Deb Gillis files for reelection to Islamorada Village Council Seat 3
Deb Gillis filed to keep Seat 3, turning her 2026 campaign into a referendum on experience, growth and tourism politics in Islamorada.

Deb Gillis filed for reelection to the Islamorada Village Council on April 15, putting her Seat 3 record, and her long ties to the village’s planning and tourism machinery, back before voters ahead of the Nov. 3 municipal election.
Gillis is a longtime Islamorada resident and hotel owner who operates Key Lantern Inn and Blue Fin Inn at mile marker 82.1 bayside. Her bid is not coming from the outside. She returned to the council in 2024 after defeating Mary Barley, 2,274 to 1,639, and now is seeking to extend a comeback that already earned voter approval.
Her resume reaches well beyond one term. Gillis served eight years on the council before terming out in 2018, and during that stretch she held both mayor and vice mayor duties. Between council stints, she stayed in the village’s land-use conversation through the Local Planning Agency, including time as chairwoman.
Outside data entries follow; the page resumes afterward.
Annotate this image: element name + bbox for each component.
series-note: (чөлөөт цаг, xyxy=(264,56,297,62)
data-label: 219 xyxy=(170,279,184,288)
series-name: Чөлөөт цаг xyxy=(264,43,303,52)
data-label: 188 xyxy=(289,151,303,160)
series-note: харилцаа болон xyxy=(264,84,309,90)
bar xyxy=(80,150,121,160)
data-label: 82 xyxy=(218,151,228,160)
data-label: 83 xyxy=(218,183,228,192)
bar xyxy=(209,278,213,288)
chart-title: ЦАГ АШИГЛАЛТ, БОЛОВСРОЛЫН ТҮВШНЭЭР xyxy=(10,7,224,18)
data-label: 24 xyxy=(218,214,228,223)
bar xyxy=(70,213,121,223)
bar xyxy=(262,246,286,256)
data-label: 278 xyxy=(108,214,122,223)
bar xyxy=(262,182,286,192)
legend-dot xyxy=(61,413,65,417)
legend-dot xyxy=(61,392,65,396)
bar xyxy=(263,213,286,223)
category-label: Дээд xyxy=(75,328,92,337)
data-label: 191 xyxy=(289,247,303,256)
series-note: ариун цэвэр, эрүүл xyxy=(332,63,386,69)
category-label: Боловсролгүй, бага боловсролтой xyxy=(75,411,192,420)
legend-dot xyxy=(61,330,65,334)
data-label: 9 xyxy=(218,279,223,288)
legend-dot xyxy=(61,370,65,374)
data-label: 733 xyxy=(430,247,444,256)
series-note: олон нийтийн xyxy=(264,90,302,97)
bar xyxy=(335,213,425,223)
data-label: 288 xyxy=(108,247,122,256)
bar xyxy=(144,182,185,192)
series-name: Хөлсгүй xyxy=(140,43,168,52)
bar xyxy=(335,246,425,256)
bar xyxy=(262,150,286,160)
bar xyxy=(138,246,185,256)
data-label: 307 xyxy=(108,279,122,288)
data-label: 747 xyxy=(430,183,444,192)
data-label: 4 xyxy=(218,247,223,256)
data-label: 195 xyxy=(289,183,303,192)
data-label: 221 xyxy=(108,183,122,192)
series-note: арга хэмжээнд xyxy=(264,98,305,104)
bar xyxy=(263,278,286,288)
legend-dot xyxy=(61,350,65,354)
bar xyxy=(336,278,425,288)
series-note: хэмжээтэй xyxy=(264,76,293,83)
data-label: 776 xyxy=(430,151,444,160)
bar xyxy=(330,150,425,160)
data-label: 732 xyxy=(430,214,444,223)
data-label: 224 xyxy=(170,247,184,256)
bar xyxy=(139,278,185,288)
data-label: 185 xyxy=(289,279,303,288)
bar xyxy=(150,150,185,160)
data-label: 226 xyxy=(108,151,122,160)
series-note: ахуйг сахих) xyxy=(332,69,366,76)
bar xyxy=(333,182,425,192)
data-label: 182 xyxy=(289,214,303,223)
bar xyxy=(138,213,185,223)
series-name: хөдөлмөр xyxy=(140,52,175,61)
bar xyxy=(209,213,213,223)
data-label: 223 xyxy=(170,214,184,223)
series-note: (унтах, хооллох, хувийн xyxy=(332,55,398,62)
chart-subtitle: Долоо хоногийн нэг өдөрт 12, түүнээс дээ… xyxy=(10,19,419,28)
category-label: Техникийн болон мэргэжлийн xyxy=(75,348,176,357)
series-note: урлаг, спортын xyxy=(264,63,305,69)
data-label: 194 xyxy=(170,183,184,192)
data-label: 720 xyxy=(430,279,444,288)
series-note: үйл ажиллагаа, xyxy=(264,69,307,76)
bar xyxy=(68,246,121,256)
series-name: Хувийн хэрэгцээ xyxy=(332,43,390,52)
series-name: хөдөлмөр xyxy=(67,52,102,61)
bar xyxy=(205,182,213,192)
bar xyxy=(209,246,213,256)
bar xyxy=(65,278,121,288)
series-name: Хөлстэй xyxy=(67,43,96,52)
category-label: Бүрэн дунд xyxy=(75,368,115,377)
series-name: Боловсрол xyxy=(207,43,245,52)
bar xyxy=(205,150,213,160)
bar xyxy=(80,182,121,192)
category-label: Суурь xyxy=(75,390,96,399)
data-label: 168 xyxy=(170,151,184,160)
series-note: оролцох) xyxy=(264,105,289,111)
She also offered Ordinance No. 20-06 on vacation-rental valuation criteria, a sign that she has spent time on the kinds of regulatory questions that still shape Islamorada politics.
That background gives Gillis a broad profile in a village where housing, traffic, shoreline issues, development and tourism overlap. She also serves as vice chair on the Monroe County Tourist Development Council District Four Advisory Committee, tying her directly to the county’s tourism economy. The TDC says its mission is to manage Monroe County’s tourism marketing efforts to ensure long-term economic stability through visitor-related revenues, and District IV covers the stretch from the Long Key Bridge to mile marker 90.939, placing Islamorada squarely inside that footprint.

The reelection filing comes with the village’s next municipal election set for Nov. 3, 2026, when all five Village Council seats will be on the ballot. To qualify, a candidate must be a registered Florida voter, a resident of Islamorada, Village of Islands, and remain a resident throughout the two-year term. The council’s current roster lists Gillis in Seat 3 alongside Mayor Don Horton, Vice Mayor Sharon Mahoney, and council members Steve Friedman and Anna Richards. Islamorada’s mayor is chosen by fellow council members for a one-year term, which makes relationships and institutional memory especially important in village hall.
The 2024 election underscored how competitive those seats can be, with eight candidates vying for four council spots. Voters also approved a term-limits change that allows council members to serve up to eight cumulative years, a rule that now lets experienced figures like Gillis return after previously terming out. As the campaign moves toward November, her record will be measured against the same pressures that have dominated Islamorada politics for years: workforce housing shortages, traffic backups, deteriorating infrastructure, climate resilience and future land use.